The truth is that the political will has been lacking. Had there been a programmatic platform between authentically reformist forces of social democratic inspiration (as D'Alema claims to be) and liberal democratic and Catholic forces (Renzi, Prodi) it would have been entirely possible. However great the differences may be, none of these forces wants to leave Europe or the Euro and, even on questions of development policies, if one reasoned with realism and intellectual honesty, an agreement would be possible.

No one has the recipe in their pocket, but some ideas on how to pave the way for a new economic era exist and are the common heritage of reformist forces throughout Europe. He summarized them in an exemplary wayEconomist: “To pave the way for a new era of development – ​​wrote the English weekly – we must try to get capitalism back in motion by using the State to correct market failures and to bend corporate interests. At the same time entrepreneurial initiative must be encouraged because it is the only one capable of drawing abundance from scarcity and creating dynamism where there is stagnation”.

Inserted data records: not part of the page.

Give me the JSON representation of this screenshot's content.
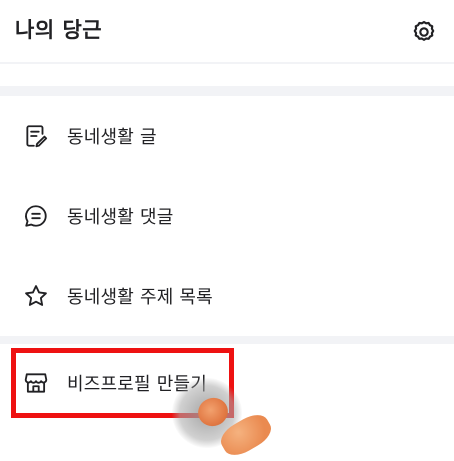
{
  "header": {
    "title": "나의 당근",
    "settings_icon": "gear-icon"
  },
  "menu": {
    "items": [
      {
        "label": "동네생활 글",
        "icon": "edit-note-icon"
      },
      {
        "label": "동네생활 댓글",
        "icon": "comment-icon"
      },
      {
        "label": "동네생활 주제 목록",
        "icon": "star-icon"
      },
      {
        "label": "비즈프로필 만들기",
        "icon": "storefront-icon"
      }
    ]
  },
  "colors": {
    "highlight_border": "#ee1111",
    "section_gap": "#f2f3f6",
    "text": "#212124"
  }
}
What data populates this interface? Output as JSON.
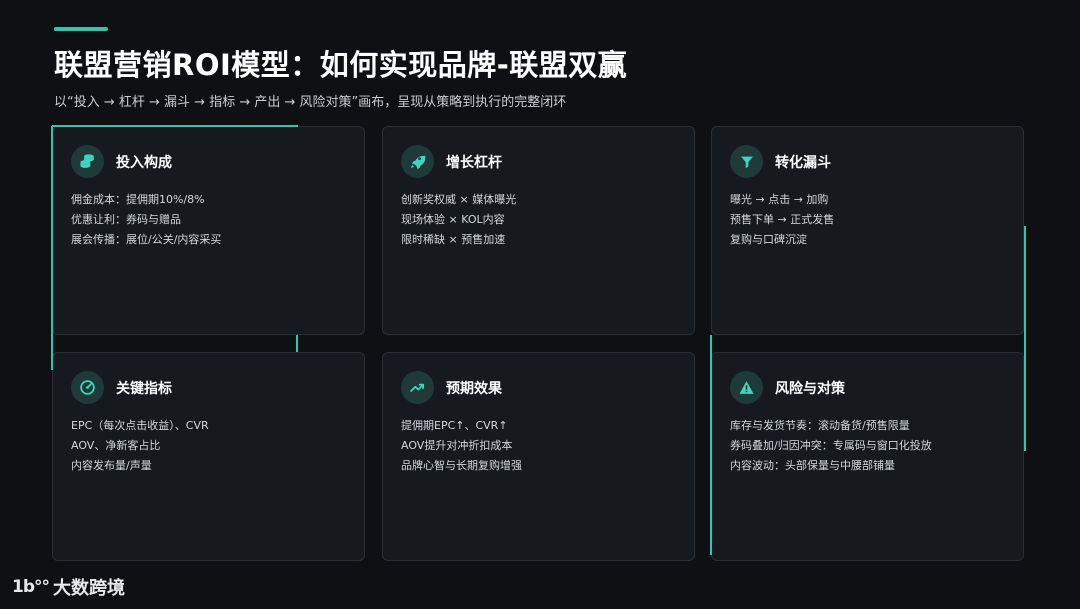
{
  "header": {
    "title": "联盟营销ROI模型：如何实现品牌-联盟双赢",
    "subtitle": "以“投入 → 杠杆 → 漏斗 → 指标 → 产出 → 风险对策”画布，呈现从策略到执行的完整闭环"
  },
  "cards": [
    {
      "title": "投入构成",
      "icon": "coins-icon",
      "lines": [
        "佣金成本：提佣期10%/8%",
        "优惠让利：券码与赠品",
        "展会传播：展位/公关/内容采买"
      ]
    },
    {
      "title": "增长杠杆",
      "icon": "rocket-icon",
      "lines": [
        "创新奖权威 × 媒体曝光",
        "现场体验 × KOL内容",
        "限时稀缺 × 预售加速"
      ]
    },
    {
      "title": "转化漏斗",
      "icon": "funnel-icon",
      "lines": [
        "曝光 → 点击 → 加购",
        "预售下单 → 正式发售",
        "复购与口碑沉淀"
      ]
    },
    {
      "title": "关键指标",
      "icon": "gauge-icon",
      "lines": [
        "EPC（每次点击收益）、CVR",
        "AOV、净新客占比",
        "内容发布量/声量"
      ]
    },
    {
      "title": "预期效果",
      "icon": "trend-up-icon",
      "lines": [
        "提佣期EPC↑、CVR↑",
        "AOV提升对冲折扣成本",
        "品牌心智与长期复购增强"
      ]
    },
    {
      "title": "风险与对策",
      "icon": "warning-icon",
      "lines": [
        "库存与发货节奏：滚动备货/预售限量",
        "券码叠加/归因冲突：专属码与窗口化投放",
        "内容波动：头部保量与中腰部铺量"
      ]
    }
  ],
  "brand": {
    "logo": "1b°°",
    "name": "大数跨境"
  },
  "colors": {
    "accent": "#2fc6b0",
    "background": "#0e1013",
    "card": "#16191e"
  }
}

Thinking about it, this is also the great lesson of Keynes, but also of Shumpeter and, to stay in Italy, it is the lesson of Beneduce, Menichella and Federico Caffè. When it is possible, with adequate policies, to create a virtuous circuit between government action, entrepreneurial initiative and the market, as has often happened in the past, then the economy returns to growth and employment also grows. The 5 stars will never be the party of growth because they are in favor of "happy degrowth", they are pauperists and welfarists.

The burden of promoting growth lies with the reformist forces and the more they will be able to do it the more they are united. D'Alema and Bersani have called themselves out and in doing so they have done damage to themselves and to the country. Feel sorry for them. The reformist forces must quickly come to terms with it and resume their initiative with impetus.